When I was very young, I used to have a Barclaycard. Despite the fact that I didn't have tuppence to rub together, and a fundamentally incontinent credit history, they gave me the card in the hopes that I might one day Amount to Something. I had my own credit limit, of, oh, fifty pounds or so, which I was careful never to exceed. I paid it off every month, or at least most months, like you do, and I didn't pay a fee, and it seemed like having a credit card was a useful thing.

Some years later, Barclaycard decided that giving people like me something for nothing was a bad idea, and they introduced an annual fee. I objected, but they explained that if I wasn't happy, then I could cancel the card at any time over the following year, and they would refund the fee. So I paid the fee, and kept the card, and considered the matter. And then I discovered the National and Provincial Visa card. It didn't have a fee. It gave me a bigger credit limit. It had my photo and signature electronically etched into the back of the card. But these features were not what attracted me to it. Oh, no. What attracted me to the N&P Visa card was that you could choose the design you wanted on the card from a range, and that one of the designs in the range had penguins on it. I suddenly realised that I had always wanted a credit card with penguins on it. Several penguins, wambling gently across a glacier.

Once I was safely in possession of an N&P credit card with penguins on it, I cut up my Barclaycard, popped it into an envelope, enclosed a cheque for the outstanding balance less the fee, and sent it off to them. And I thought no more of it.

A few weeks later, the phone rang. The woman at the other end explained she was a market researcher, and she wanted to know why I had cut up my Barclaycard and sent it back. And I bottled out. I told her I was upset about the fee, and I told her that the interest rate was better with the N&P card. I remarked on the impressive new security features. I didn't tell her that the real reason I'd sent back my Barclaycard was that I wanted a credit card with penguins on it. And she seemed quite happy with my answers, and went away.

And I've used my N&P Visa card ever since. I've had hundreds of discussions with shopkeepers about what a good design it is, and how much better than other, boring, credit cards. It gives me a little frisson of delight whenever I use it. "How would you like to pay for that?" "Eventually," says Alison, ripping off the best line in Against A Dark Background. But a few weeks ago, N&P were taken over by Abbey National. Abbey National are a large and very serious Bank, and they don't have anything as frivolous as penguins.
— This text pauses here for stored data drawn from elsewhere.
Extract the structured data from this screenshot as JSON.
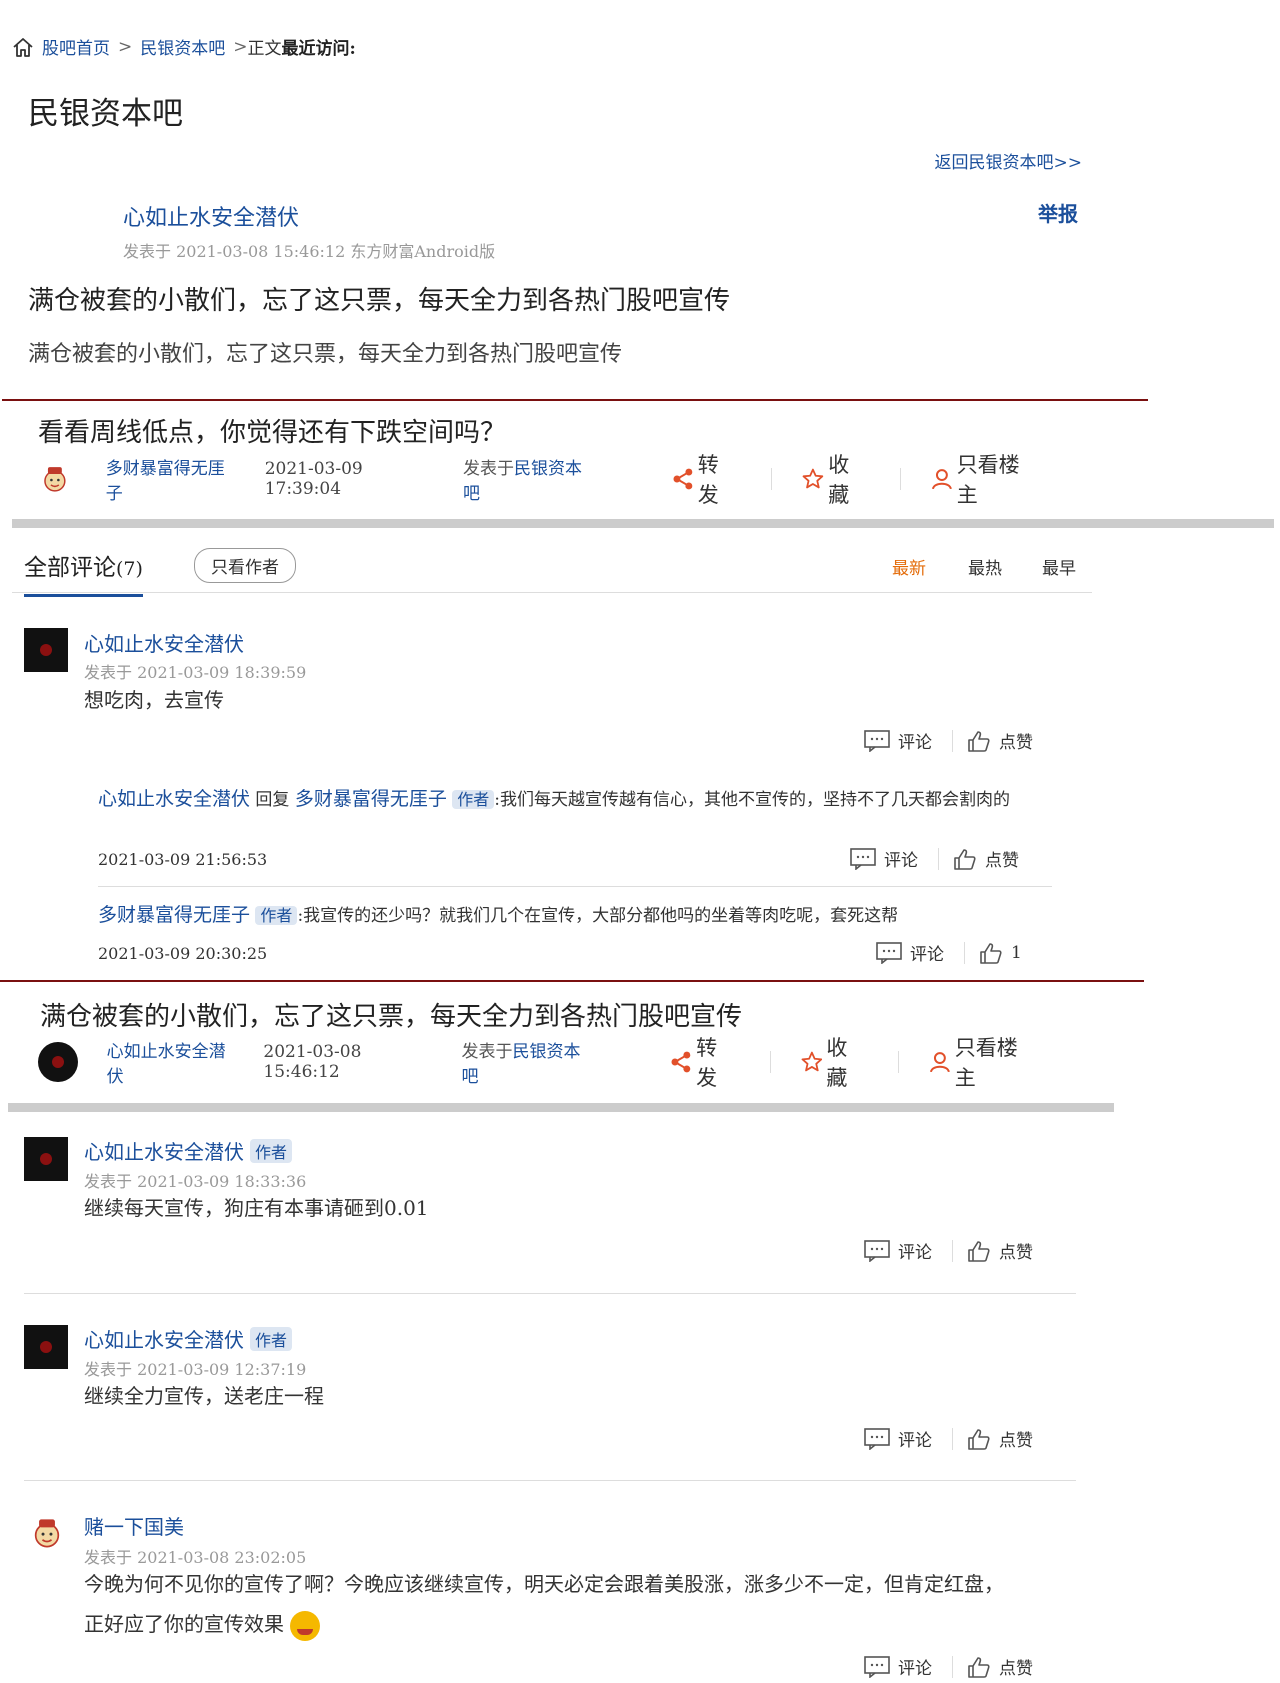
{
  "breadcrumb": {
    "home": "股吧首页",
    "sep": ">",
    "bar": "民银资本吧",
    "current": "正文",
    "recent": "最近访问:"
  },
  "bar_title": "民银资本吧",
  "back_link": "返回民银资本吧>>",
  "post": {
    "author": "心如止水安全潜伏",
    "report": "举报",
    "meta": "发表于 2021-03-08 15:46:12 东方财富Android版",
    "title": "满仓被套的小散们，忘了这只票，每天全力到各热门股吧宣传",
    "body": "满仓被套的小散们，忘了这只票，每天全力到各热门股吧宣传"
  },
  "quoted_post_1": {
    "title": "看看周线低点，你觉得还有下跌空间吗？",
    "nick": "多财暴富得无厓子",
    "date": "2021-03-09 17:39:04",
    "posted_in": "发表于",
    "bar": "民银资本吧",
    "share": "转发",
    "fav": "收藏",
    "only_owner": "只看楼主"
  },
  "comments_header": {
    "all": "全部评论",
    "count": "(7)",
    "only_author": "只看作者",
    "sort_new": "最新",
    "sort_hot": "最热",
    "sort_old": "最早"
  },
  "actions": {
    "comment": "评论",
    "like": "点赞"
  },
  "comment_1": {
    "nick": "心如止水安全潜伏",
    "meta": "发表于 2021-03-09 18:39:59",
    "text": "想吃肉，去宣传",
    "reply_1": {
      "nick": "心如止水安全潜伏",
      "reply_word": "回复",
      "target": "多财暴富得无厓子",
      "badge": "作者",
      "text": ":我们每天越宣传越有信心，其他不宣传的，坚持不了几天都会割肉的",
      "date": "2021-03-09 21:56:53"
    },
    "reply_2": {
      "nick": "多财暴富得无厓子",
      "badge": "作者",
      "text": ":我宣传的还少吗？就我们几个在宣传，大部分都他吗的坐着等肉吃呢，套死这帮",
      "date": "2021-03-09 20:30:25",
      "likes": "1"
    }
  },
  "quoted_post_2": {
    "title": "满仓被套的小散们，忘了这只票，每天全力到各热门股吧宣传",
    "nick": "心如止水安全潜伏",
    "date": "2021-03-08 15:46:12",
    "posted_in": "发表于",
    "bar": "民银资本吧",
    "share": "转发",
    "fav": "收藏",
    "only_owner": "只看楼主"
  },
  "comment_2": {
    "nick": "心如止水安全潜伏",
    "badge": "作者",
    "meta": "发表于 2021-03-09 18:33:36",
    "text": "继续每天宣传，狗庄有本事请砸到0.01"
  },
  "comment_3": {
    "nick": "心如止水安全潜伏",
    "badge": "作者",
    "meta": "发表于 2021-03-09 12:37:19",
    "text": "继续全力宣传，送老庄一程"
  },
  "comment_4": {
    "nick": "赌一下国美",
    "meta": "发表于 2021-03-08 23:02:05",
    "text_line1": "今晚为何不见你的宣传了啊？今晚应该继续宣传，明天必定会跟着美股涨，涨多少不一定，但肯定红盘，",
    "text_line2": "正好应了你的宣传效果"
  }
}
So I got a letter from them the other day, explaining that when my current card expired, the replacement would be an Abbey National Visa Card, with the Abbey National logo. And no penguins.

So, I can't help thinking, if only I'd told that market researcher that the key decision for me in choosing a credit card was the opportunity to keep a picture of penguins in my wallet, would things have been different?